Assurance : les alternatives de l’autoconstruction

Assurance : les alternatives de l’autoconstruction

Construire soi-même sa maison revient assurément moins cher que faire appel à des professionnels. De plus, la fierté qui en ressort une fois le bâtiment édifié est inestimable. Il est donc peu étonnant de voir certains particuliers tenter l’aventure de l’autoconstruction. Toutefois, cela ne se réduit pas à empoigner son marteau et à planter des clous. Il faut prendre au préalable prendre certaines mesures pour garantir le bon déroulement des travaux dont souscrire à une ou plusieurs assurances autoconstruction.

Autoconstruction : l’assurance dommage-ouvrage

Comme tout projet de construction et de rénovation, bâtir soi-même sa maison n’est pas sans risque. Il s’agit de manipuler et de travailler soi-même bon nombre de matériaux. Il faudra à des occasions travailler en hauteur et dans des conditions précaires. Dès lors, un accident peut vite survenir sans que l’on ne s’y attende.

Pour couvrir les risques relatifs aux travaux et aux éventuelles défectuosités, il est conseillé de souscrire au préalable à une assurance dommage-ouvrage (DO) ou assurance construction. Il s’agit d’une assurance essentielle à tout auto-constructeur. Certes, aucune sanction n’est prévue si l’on ne s’y plie pas. Cependant, elle sert à assurer la sécurité du maître d’ouvrage.

Mais pourquoi cette protection DO ?

La grande majorité des assurances habitation n’offrent aucune couverture si un vice est décelé lors de l’érection de la bâtisse. Si une malfaçon est, le propriétaire en est responsable durant 10 ans, surtout dans le cas d’une vente. De plus, celui-ci ne pourra pas être indemnisé en cas de problème durant cette période. Les réparations et la régularisation de l’état du bâtiment seront à sa charge.

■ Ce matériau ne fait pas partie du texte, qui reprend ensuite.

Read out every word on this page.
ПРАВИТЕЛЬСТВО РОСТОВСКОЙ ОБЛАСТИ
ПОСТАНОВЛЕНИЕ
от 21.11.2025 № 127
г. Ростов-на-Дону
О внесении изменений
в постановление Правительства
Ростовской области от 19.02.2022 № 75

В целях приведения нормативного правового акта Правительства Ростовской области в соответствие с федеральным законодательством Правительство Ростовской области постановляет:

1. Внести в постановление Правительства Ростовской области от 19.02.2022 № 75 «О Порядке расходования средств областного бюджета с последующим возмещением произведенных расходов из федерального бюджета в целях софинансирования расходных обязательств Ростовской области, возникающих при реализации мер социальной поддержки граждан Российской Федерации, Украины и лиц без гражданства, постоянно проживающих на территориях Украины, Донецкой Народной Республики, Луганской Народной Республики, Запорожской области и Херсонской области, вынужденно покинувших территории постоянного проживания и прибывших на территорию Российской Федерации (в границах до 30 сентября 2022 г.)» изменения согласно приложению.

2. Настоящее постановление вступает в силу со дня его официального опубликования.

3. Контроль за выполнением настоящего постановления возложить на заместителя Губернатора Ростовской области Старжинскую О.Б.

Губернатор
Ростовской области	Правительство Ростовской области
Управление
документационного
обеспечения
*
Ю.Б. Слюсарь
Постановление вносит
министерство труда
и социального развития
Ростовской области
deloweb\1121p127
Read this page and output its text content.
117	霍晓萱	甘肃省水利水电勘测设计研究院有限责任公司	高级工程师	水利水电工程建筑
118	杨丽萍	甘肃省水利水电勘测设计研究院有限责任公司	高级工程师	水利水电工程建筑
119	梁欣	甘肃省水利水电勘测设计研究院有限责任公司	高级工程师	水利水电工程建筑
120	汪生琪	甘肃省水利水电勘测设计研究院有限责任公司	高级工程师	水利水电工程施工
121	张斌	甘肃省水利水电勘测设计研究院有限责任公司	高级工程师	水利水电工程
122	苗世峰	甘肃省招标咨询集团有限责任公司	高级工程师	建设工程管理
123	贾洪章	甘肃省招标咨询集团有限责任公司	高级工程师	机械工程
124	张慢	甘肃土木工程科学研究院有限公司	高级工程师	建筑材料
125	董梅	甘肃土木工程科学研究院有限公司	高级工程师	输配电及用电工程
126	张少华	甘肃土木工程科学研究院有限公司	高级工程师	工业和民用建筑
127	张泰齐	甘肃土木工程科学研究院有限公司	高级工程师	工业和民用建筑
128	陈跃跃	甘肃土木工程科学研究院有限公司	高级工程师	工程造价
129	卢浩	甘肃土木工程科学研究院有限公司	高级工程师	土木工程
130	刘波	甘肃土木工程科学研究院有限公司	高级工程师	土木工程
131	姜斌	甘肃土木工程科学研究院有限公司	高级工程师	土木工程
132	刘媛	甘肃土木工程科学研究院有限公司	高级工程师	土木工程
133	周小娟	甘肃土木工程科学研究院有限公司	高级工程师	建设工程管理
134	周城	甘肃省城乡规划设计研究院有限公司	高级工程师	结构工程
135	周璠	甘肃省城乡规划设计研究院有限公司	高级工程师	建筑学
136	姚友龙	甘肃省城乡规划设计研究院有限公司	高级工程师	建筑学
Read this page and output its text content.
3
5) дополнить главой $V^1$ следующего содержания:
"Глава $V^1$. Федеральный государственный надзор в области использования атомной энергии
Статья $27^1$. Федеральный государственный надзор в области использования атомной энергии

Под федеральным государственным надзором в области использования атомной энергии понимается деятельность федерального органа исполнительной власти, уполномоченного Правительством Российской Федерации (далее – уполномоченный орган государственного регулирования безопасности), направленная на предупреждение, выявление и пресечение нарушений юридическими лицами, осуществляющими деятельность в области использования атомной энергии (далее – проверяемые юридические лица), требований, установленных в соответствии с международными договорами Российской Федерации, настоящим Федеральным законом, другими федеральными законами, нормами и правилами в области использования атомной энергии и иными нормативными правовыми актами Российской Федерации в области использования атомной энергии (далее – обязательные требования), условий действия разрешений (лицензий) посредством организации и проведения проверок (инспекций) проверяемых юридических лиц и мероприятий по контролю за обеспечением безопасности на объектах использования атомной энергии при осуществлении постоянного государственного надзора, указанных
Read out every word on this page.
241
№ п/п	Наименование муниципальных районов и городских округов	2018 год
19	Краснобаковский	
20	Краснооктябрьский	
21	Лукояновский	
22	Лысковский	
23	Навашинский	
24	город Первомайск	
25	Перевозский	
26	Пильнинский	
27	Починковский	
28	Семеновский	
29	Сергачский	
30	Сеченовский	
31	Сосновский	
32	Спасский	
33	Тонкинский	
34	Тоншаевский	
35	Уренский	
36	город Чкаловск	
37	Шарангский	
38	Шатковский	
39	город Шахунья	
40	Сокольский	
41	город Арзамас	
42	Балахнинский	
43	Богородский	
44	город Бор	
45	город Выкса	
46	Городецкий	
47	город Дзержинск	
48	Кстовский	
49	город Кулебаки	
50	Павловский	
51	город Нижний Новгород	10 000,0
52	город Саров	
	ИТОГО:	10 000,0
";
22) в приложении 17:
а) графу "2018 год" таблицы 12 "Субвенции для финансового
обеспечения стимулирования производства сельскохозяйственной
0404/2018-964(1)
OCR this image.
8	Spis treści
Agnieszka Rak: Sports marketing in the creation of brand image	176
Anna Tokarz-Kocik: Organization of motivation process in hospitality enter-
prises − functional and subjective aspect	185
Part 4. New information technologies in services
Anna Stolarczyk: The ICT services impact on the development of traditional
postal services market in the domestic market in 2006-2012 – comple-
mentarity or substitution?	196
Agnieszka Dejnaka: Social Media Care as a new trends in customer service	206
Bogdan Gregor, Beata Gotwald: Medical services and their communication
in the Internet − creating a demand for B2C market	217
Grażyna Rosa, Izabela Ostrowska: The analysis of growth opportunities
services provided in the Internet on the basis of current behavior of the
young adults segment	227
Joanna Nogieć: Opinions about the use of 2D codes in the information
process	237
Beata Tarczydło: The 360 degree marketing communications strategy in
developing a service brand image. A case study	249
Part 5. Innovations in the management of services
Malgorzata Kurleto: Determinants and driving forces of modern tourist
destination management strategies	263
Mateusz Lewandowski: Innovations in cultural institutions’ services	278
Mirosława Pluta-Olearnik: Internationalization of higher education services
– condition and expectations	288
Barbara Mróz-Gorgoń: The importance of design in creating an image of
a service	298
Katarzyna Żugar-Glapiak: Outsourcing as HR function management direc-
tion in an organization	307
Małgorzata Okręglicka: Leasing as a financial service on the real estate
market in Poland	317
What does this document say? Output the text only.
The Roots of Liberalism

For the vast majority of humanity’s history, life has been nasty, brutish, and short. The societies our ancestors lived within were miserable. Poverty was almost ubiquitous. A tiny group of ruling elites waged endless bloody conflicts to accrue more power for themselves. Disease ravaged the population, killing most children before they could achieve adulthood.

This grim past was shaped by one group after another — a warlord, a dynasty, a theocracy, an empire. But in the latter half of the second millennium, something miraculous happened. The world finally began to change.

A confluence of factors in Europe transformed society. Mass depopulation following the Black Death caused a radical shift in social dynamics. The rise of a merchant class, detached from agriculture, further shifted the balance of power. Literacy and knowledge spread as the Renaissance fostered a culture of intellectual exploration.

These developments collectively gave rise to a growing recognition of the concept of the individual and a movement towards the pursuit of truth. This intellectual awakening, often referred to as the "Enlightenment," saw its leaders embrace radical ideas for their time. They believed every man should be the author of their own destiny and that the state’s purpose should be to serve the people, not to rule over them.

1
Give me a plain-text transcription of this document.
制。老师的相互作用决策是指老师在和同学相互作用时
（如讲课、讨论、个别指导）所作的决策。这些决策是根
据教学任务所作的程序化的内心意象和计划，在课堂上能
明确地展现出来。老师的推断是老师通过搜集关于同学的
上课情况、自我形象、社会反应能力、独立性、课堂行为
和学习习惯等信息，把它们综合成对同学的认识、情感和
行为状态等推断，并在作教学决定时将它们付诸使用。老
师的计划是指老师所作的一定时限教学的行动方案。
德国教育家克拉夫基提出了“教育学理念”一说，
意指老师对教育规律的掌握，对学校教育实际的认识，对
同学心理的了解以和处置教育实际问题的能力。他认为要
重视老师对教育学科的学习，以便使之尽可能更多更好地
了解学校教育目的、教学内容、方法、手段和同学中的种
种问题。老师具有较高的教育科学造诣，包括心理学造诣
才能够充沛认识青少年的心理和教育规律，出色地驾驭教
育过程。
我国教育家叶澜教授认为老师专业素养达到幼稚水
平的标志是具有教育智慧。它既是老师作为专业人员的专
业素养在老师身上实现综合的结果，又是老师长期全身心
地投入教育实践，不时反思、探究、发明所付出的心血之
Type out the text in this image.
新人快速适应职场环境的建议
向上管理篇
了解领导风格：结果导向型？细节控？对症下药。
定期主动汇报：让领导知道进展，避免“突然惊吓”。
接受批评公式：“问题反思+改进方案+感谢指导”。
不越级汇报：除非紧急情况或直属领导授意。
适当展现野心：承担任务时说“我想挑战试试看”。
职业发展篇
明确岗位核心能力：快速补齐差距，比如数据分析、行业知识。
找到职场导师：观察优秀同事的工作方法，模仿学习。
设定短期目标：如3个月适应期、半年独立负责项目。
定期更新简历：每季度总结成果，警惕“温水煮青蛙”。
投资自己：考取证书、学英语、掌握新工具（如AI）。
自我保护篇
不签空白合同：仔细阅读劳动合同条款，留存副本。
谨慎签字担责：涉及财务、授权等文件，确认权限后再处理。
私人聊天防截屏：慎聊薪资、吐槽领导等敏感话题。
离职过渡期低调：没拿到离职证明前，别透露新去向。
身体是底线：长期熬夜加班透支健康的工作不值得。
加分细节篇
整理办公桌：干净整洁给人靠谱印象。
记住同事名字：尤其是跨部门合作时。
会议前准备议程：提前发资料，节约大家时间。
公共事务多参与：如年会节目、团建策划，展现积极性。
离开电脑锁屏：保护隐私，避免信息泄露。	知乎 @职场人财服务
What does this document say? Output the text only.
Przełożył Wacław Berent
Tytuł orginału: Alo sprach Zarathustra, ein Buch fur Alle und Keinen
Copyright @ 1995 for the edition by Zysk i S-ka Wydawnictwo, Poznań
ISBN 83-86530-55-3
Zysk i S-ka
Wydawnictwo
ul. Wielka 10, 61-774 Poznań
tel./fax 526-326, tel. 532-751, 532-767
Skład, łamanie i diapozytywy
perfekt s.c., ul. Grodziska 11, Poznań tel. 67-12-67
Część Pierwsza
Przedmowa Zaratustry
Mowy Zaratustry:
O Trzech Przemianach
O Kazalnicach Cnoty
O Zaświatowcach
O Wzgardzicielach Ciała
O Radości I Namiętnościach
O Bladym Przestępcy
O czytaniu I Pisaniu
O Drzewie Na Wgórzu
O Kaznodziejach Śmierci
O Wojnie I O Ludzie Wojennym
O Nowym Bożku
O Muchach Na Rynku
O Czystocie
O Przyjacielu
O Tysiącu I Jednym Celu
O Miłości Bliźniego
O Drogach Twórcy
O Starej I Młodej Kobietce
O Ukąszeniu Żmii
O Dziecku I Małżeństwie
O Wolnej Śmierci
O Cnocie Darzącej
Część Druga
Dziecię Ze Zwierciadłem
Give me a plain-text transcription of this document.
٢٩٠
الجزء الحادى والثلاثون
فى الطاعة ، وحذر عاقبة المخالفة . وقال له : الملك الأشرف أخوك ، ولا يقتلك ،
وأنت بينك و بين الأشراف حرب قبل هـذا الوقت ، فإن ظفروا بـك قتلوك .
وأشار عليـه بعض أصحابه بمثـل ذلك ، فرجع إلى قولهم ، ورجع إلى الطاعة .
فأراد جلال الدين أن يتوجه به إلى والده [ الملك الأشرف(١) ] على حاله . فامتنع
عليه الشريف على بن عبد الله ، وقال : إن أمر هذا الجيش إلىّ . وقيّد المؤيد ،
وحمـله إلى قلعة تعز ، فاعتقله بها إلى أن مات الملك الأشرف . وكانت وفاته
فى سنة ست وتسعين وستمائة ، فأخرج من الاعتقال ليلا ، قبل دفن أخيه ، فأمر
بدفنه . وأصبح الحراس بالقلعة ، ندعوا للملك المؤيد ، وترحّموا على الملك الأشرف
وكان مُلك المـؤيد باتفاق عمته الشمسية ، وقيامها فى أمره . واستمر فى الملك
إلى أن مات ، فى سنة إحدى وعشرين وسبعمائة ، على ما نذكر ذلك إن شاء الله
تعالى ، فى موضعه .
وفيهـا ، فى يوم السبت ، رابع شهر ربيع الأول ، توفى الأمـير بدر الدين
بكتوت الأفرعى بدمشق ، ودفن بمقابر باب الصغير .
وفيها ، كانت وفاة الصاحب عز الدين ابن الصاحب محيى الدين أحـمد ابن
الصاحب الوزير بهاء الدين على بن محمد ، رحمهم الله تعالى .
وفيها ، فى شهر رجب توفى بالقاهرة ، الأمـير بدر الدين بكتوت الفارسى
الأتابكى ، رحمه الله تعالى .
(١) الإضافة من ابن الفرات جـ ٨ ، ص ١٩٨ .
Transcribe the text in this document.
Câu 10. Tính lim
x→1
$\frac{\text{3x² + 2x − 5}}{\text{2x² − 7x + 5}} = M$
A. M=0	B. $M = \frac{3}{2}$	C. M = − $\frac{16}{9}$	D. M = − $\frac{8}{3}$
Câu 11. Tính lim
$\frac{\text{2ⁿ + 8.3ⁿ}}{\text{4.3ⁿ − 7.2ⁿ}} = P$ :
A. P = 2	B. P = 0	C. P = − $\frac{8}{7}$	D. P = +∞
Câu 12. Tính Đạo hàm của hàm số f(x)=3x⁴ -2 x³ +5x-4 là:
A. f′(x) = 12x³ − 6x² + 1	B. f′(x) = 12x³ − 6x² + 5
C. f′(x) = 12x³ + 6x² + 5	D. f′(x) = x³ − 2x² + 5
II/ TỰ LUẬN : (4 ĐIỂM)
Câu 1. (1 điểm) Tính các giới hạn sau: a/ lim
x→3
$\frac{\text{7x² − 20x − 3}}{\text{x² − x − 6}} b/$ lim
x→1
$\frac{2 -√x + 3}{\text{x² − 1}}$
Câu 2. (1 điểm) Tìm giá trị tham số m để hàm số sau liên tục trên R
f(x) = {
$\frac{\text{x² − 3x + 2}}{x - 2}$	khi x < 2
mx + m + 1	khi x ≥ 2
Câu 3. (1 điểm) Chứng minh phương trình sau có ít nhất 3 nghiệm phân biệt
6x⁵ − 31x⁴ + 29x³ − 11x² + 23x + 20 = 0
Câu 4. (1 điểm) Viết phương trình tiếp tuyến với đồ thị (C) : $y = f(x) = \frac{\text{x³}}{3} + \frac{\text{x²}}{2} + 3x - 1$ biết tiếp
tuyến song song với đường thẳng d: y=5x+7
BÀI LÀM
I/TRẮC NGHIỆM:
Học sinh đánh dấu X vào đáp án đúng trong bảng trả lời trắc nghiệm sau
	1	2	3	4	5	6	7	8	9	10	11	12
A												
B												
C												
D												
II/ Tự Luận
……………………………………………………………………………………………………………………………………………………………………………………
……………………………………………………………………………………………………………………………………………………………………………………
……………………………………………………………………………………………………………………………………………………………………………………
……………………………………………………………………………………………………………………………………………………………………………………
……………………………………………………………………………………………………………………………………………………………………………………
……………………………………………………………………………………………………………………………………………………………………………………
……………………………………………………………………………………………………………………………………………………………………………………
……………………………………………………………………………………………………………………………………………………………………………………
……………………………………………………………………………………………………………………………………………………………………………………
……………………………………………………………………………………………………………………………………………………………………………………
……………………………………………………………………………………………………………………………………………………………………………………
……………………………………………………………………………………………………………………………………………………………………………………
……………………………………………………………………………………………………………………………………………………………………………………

Seul un contrat dommage-ouvrage peut le couvrir en cas de défaut d’édification. Et même si ce contrat Do est difficile à obtenir auprès des assureurs, ce n’est pas impossible.

Il est à noter que les banques sont souvent réticentes à accorder un prêt pour une autoconstruction sans une assurance DO. Néanmoins, cette couverture n’est pas obligatoire mais juste recommandée.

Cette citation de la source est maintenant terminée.